STORRS, Conn. – Winter storm Nemo shut down the state of Connecticut over the weekend, dropping record amounts of snow and inducing higher levels of stress. But the severity of the storm didn't seem to impact the third-ranked Connecticut women. The local plowman may not have shown up on time, but the Huskies made it to work Sunday.
UConn cruised to a comfortable 91-44 victory over DePaul behind a game-high 23 points for Stefanie Dolson.
"I'm really thrilled for her and how far she's come. I'd be hard pressed to find somebody who I think is playing, that I've seen, better than she's playing right now," UConn coach Geno Auriemma said.
Dolson, who played just 24 minutes, scored 22 of her 23 points in the first half. By halftime, Dolson had nearly half of UConn's 52 points. She finished the afternoon shooting 6-for-8 from the floor and 10-of-11 from the free throw line, a new career-high in free throw attempts and makes for Dolson.
Although she was only two points from her career-high, Dolson felt that her scoring was not nearly as important as her job guarding Katherine Harry. The leader in rebounds for DePaul (17-7, 6-4 Big East), Harry averages 11.4 rebounds per game, but against UConn (22-1, 9-1 Big East), she did not grab a single rebound.
"Going into the game we knew she was averaging double figure rebounds and for all the post (players) that was definitely an emphasis for us," Dolson said. "I think we did a great job of just playing great defense and finishing off with the box out."
Dolson looked more like a point-center than a post player on Sunday, dishing out six assists and grabbing five rebounds.

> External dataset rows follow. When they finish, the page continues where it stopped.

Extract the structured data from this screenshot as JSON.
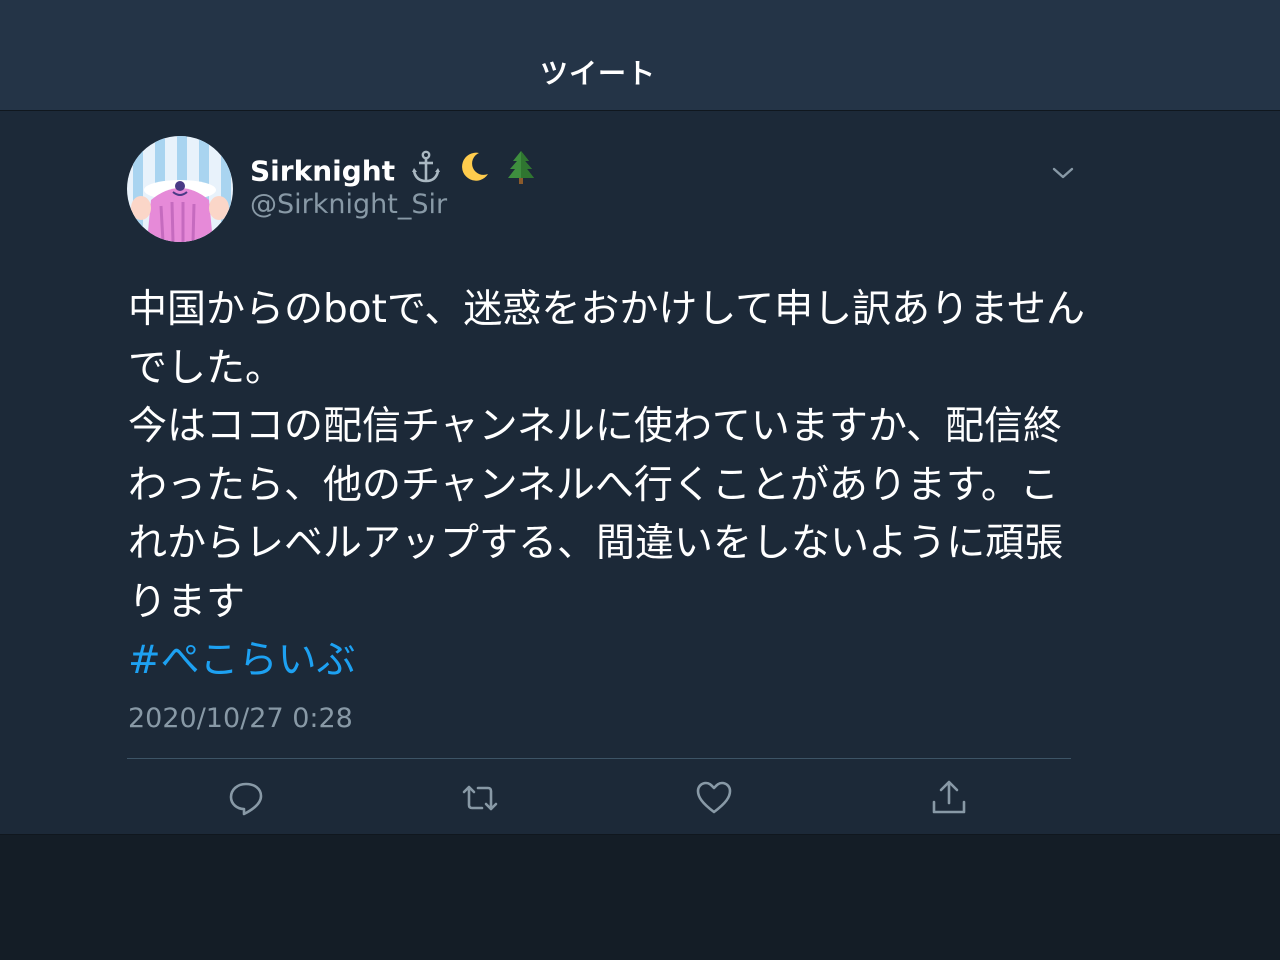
{
  "status_fragment": ")",
  "header": {
    "title": "ツイート"
  },
  "tweet": {
    "display_name": "Sirknight",
    "name_emojis": [
      "anchor-emoji",
      "crescent-moon-emoji",
      "evergreen-tree-emoji"
    ],
    "handle": "@Sirknight_Sir",
    "body_lines": [
      "中国からのbotで、迷惑をおかけして申し訳ありませんでした。",
      "今はココの配信チャンネルに使わていますか、配信終わったら、他のチャンネルへ行くことがあります。これからレベルアップする、間違いをしないように頑張ります"
    ],
    "hashtag": "#ぺこらいぶ",
    "timestamp": "2020/10/27 0:28"
  },
  "actions": [
    "reply-icon",
    "retweet-icon",
    "like-icon",
    "share-icon"
  ],
  "colors": {
    "background": "#15202b",
    "header": "#243447",
    "panel": "#1c2938",
    "text_secondary": "#8899a6",
    "link": "#1da1f2"
  }
}
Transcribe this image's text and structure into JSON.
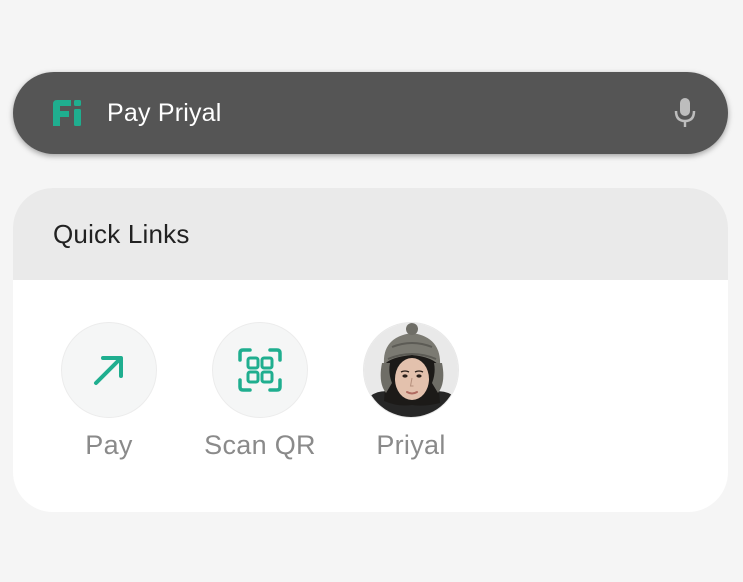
{
  "search": {
    "text": "Pay Priyal",
    "logo_icon": "fi-logo-icon",
    "mic_icon": "microphone-icon"
  },
  "quick_links": {
    "title": "Quick Links",
    "items": [
      {
        "label": "Pay",
        "icon": "arrow-up-right-icon"
      },
      {
        "label": "Scan QR",
        "icon": "qr-code-icon"
      },
      {
        "label": "Priyal",
        "icon": "avatar"
      }
    ]
  },
  "colors": {
    "accent": "#1fae8f",
    "search_bg": "#555555",
    "header_bg": "#eaeaea",
    "label_gray": "#8a8a8a"
  }
}
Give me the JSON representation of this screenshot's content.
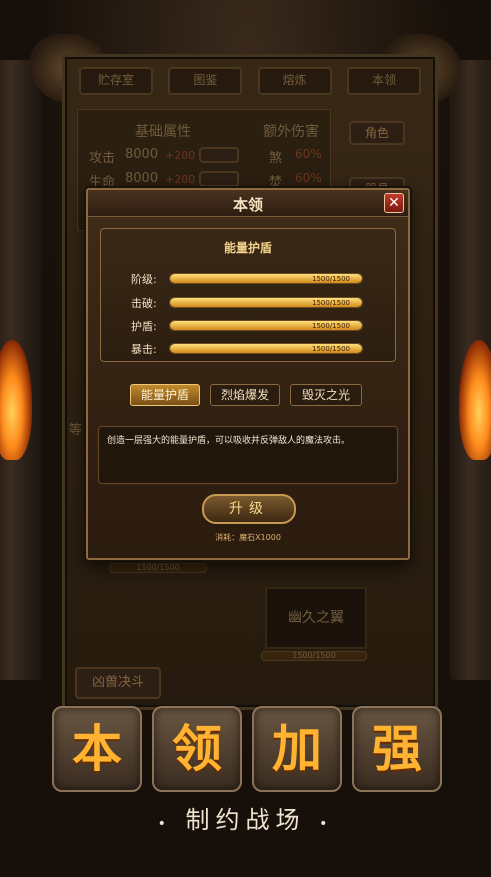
{
  "background": {
    "tabs": [
      "贮存室",
      "图鉴",
      "熔炼",
      "本领"
    ],
    "base_attr_title": "基础属性",
    "extra_dmg_title": "额外伤害",
    "stats": [
      {
        "label": "攻击",
        "value": "8000",
        "bonus": "+200"
      },
      {
        "label": "生命",
        "value": "8000",
        "bonus": "+200"
      }
    ],
    "extra": [
      {
        "label": "煞",
        "value": "60%"
      },
      {
        "label": "焚",
        "value": "60%"
      }
    ],
    "side_buttons": [
      "角色",
      "器具"
    ],
    "left_cut_text": "等",
    "small_bar_1": "1500/1500",
    "wing_label": "幽久之翼",
    "small_bar_2": "1500/1500",
    "bottom_left_label": "凶兽决斗"
  },
  "modal": {
    "title": "本领",
    "close_label": "✕",
    "stats_title": "能量护盾",
    "stats": [
      {
        "label": "阶级:",
        "value": "1500/1500",
        "fill": 1.0
      },
      {
        "label": "击破:",
        "value": "1500/1500",
        "fill": 1.0
      },
      {
        "label": "护盾:",
        "value": "1500/1500",
        "fill": 1.0
      },
      {
        "label": "暴击:",
        "value": "1500/1500",
        "fill": 1.0
      }
    ],
    "skill_tabs": [
      {
        "label": "能量护盾",
        "active": true
      },
      {
        "label": "烈焰爆发",
        "active": false
      },
      {
        "label": "毁灭之光",
        "active": false
      }
    ],
    "description": "创造一层强大的能量护盾，可以吸收并反弹敌人的魔法攻击。",
    "upgrade_label": "升级",
    "cost": "消耗：魔石X1000"
  },
  "banner": {
    "tiles": [
      "本",
      "领",
      "加",
      "强"
    ],
    "slogan": "制约战场",
    "dot": "•"
  }
}
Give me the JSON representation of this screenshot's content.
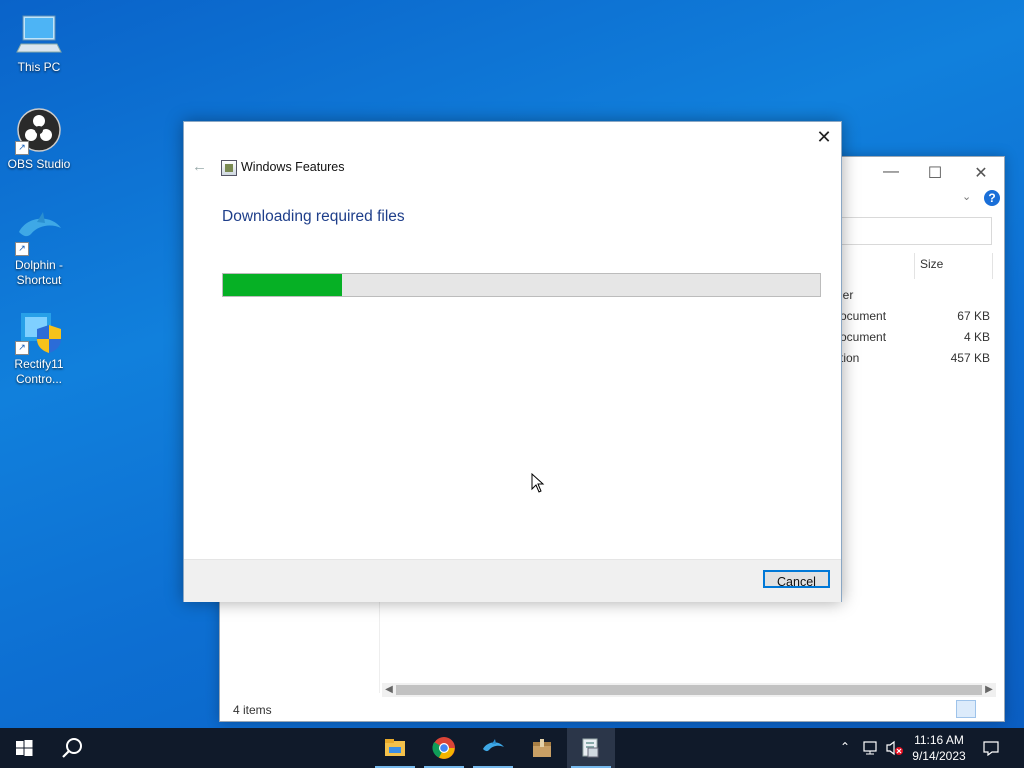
{
  "desktop": {
    "icons": [
      {
        "label": "This PC"
      },
      {
        "label": "OBS Studio"
      },
      {
        "label": "Dolphin - Shortcut"
      },
      {
        "label": "Rectify11 Contro..."
      }
    ]
  },
  "explorer": {
    "column_size": "Size",
    "rows": [
      {
        "type": "ler",
        "size": ""
      },
      {
        "type": "ocument",
        "size": "67 KB"
      },
      {
        "type": "ocument",
        "size": "4 KB"
      },
      {
        "type": "tion",
        "size": "457 KB"
      }
    ],
    "status": "4 items",
    "help_glyph": "?"
  },
  "dialog": {
    "title": "Windows Features",
    "heading": "Downloading required files",
    "progress_fraction": 0.2,
    "cancel_label": "Cancel",
    "close_glyph": "✕",
    "back_glyph": "←"
  },
  "taskbar": {
    "apps": [
      "file-explorer",
      "chrome",
      "dolphin",
      "package-app",
      "windows-features"
    ],
    "time": "11:16 AM",
    "date": "9/14/2023"
  },
  "colors": {
    "progress_fill": "#06b025",
    "accent": "#0078d7",
    "desktop": "#1180dc",
    "taskbar": "#101a2a"
  }
}
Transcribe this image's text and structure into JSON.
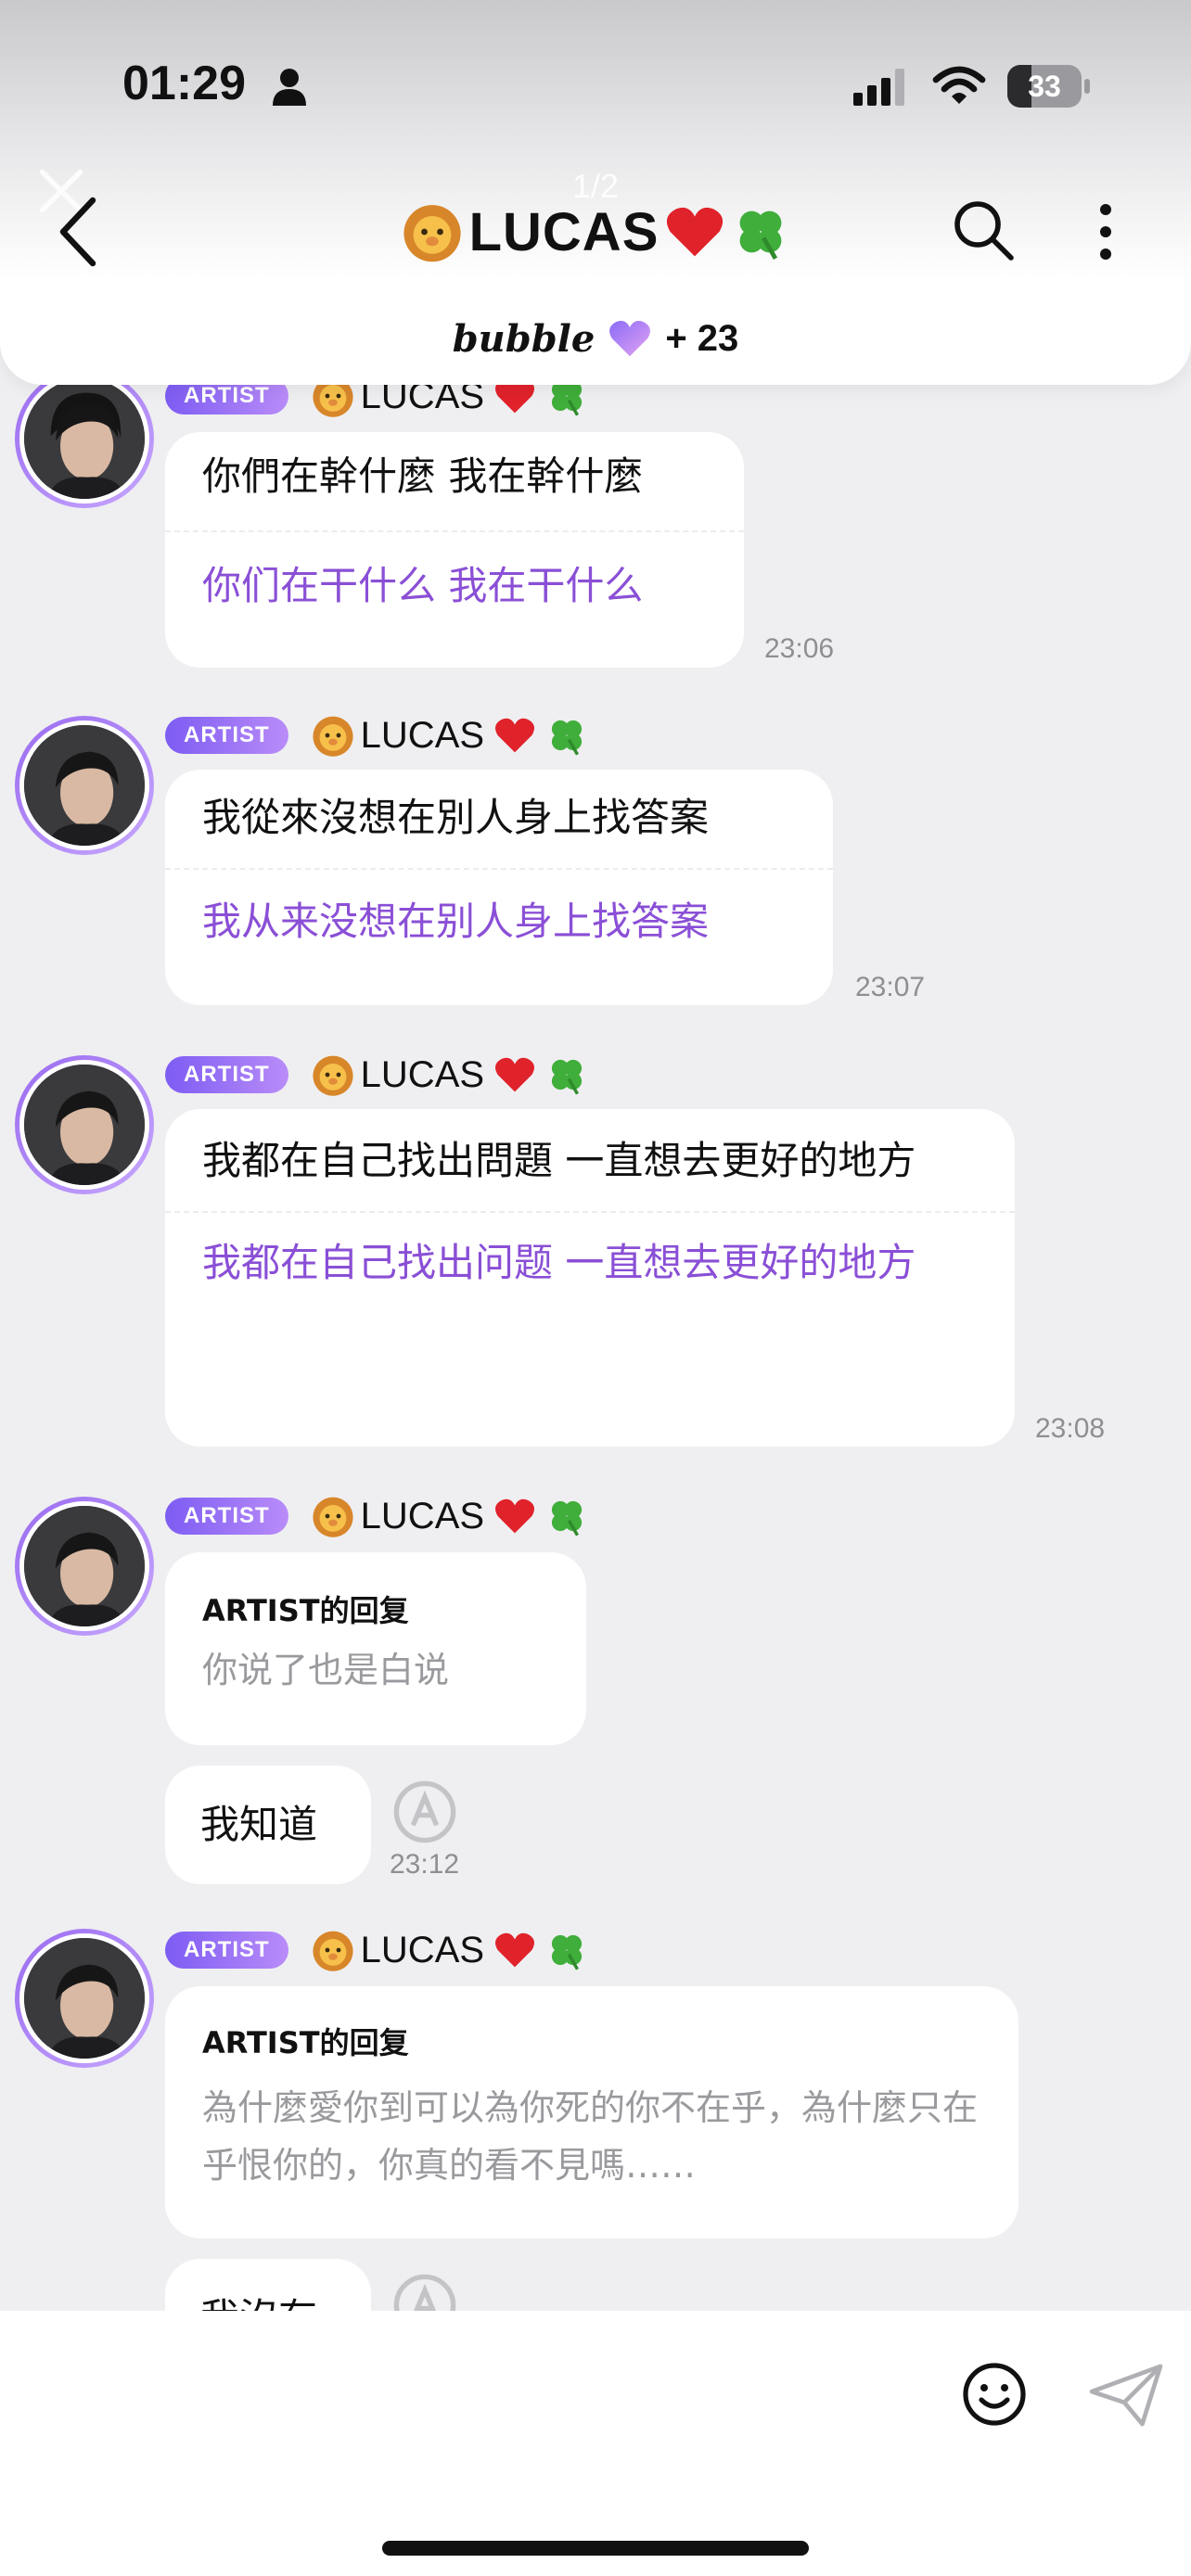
{
  "status_bar": {
    "time": "01:29",
    "battery": "33",
    "battery_level_percent": 33
  },
  "header": {
    "page_indicator": "1/2",
    "title": "LUCAS",
    "title_emojis": [
      "lion-face",
      "red-heart",
      "four-leaf-clover"
    ],
    "brand": "bubble",
    "subscriber_extra": "+ 23"
  },
  "messages": [
    {
      "badge": "ARTIST",
      "sender": "LUCAS",
      "original": "你們在幹什麼 我在幹什麼",
      "translation": "你们在干什么 我在干什么",
      "time": "23:06"
    },
    {
      "badge": "ARTIST",
      "sender": "LUCAS",
      "original": "我從來沒想在別人身上找答案",
      "translation": "我从来没想在别人身上找答案",
      "time": "23:07"
    },
    {
      "badge": "ARTIST",
      "sender": "LUCAS",
      "original": "我都在自己找出問題 一直想去更好的地方",
      "translation": "我都在自己找出问题 一直想去更好的地方",
      "time": "23:08"
    },
    {
      "badge": "ARTIST",
      "sender": "LUCAS",
      "reply_title": "ARTIST的回复",
      "reply_text": "你说了也是白说",
      "answer": "我知道",
      "time": "23:12"
    },
    {
      "badge": "ARTIST",
      "sender": "LUCAS",
      "reply_title": "ARTIST的回复",
      "reply_text": "為什麼愛你到可以為你死的你不在乎，為什麼只在乎恨你的，你真的看不見嗎……",
      "answer": "我沒有"
    }
  ],
  "input": {
    "placeholder": ""
  },
  "colors": {
    "accent_purple": "#8a4fd6",
    "badge_gradient_start": "#7d5cf3",
    "badge_gradient_end": "#b98cf8",
    "chat_background": "#efeff1"
  }
}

According to Bria Hartley, who finished with four assists and seven rebounds, the two laughed about their role reversal after the game.
"I think we have just a lot of people on our team that can make plays," said Hartley about the source of offensive production for the Huskies. "I know we had to focus on boxing out and getting rebounds, so that's one thing I tried to do today and [Dolson] has always been a great post passer and I always thought that. It's good when she's able to find people and for those people to knock down those shots."
Hartley finished 18 points, shooting 3 of sd on 3-pointers and 7-for-11 from the floor.
Harry was not the only marquee player who struggled for DePaul. Brittany Hrynko, who came into Sunday's contest averaging 16.2 points per game, was held to three points and did not score from the field. Hrynko went 0-for-15 from the floor, missed all seven of her 3-point attempts and scored all three of her points on free throws attempts.
"When that happens, that's a function of the defense," coach Doug Bruno said about DePaul's shooting. "It's not a function of we missed shots... there is a reason you miss them. You miss because you're put under duress by the opposition."
The Blue Devils shot 26.2 percent from the floor, compared to the Huskies' 56.7 percent. All 10 players for the Huskies scored in the game, including Morgan Tuck who was listed questionable for the game. She finished with five points and three rebounds. Breanna Stewart finished the game with nine points and nine rebounds and Kaleena Mosqueda-Lewis had a quiet shooting performance, scoring eight points.
The Blue Devils did not have an easy time making it to the game. Leaving O'Hare International airport at 10 a.m., they arrived at Gampel Pavilion at 2:15 for the 3:30 game because their bus was delayed due to poor driving conditions. However, Bruno did not blame the offensive struggles on the traveling.
"It's something that our athlete in today's day and age isn't used to, but that's the way it goes," Bruno said. "You just have to strap them on and play. I really can't let that be any part of it. You just can't have excuses like that. You really can't."
Despite the heavy amounts of snow and tough driving conditions that were left from Nemo, an estimated 8,861 fans attended Sunday's game. Auriema, did not expect many fans at the game.
"They're probably our absolute strongest fans and probably have been with us the longest," Auriemma said. "Maybe we should lock them up for a couple days before every weekend game and then let them out on the weekends."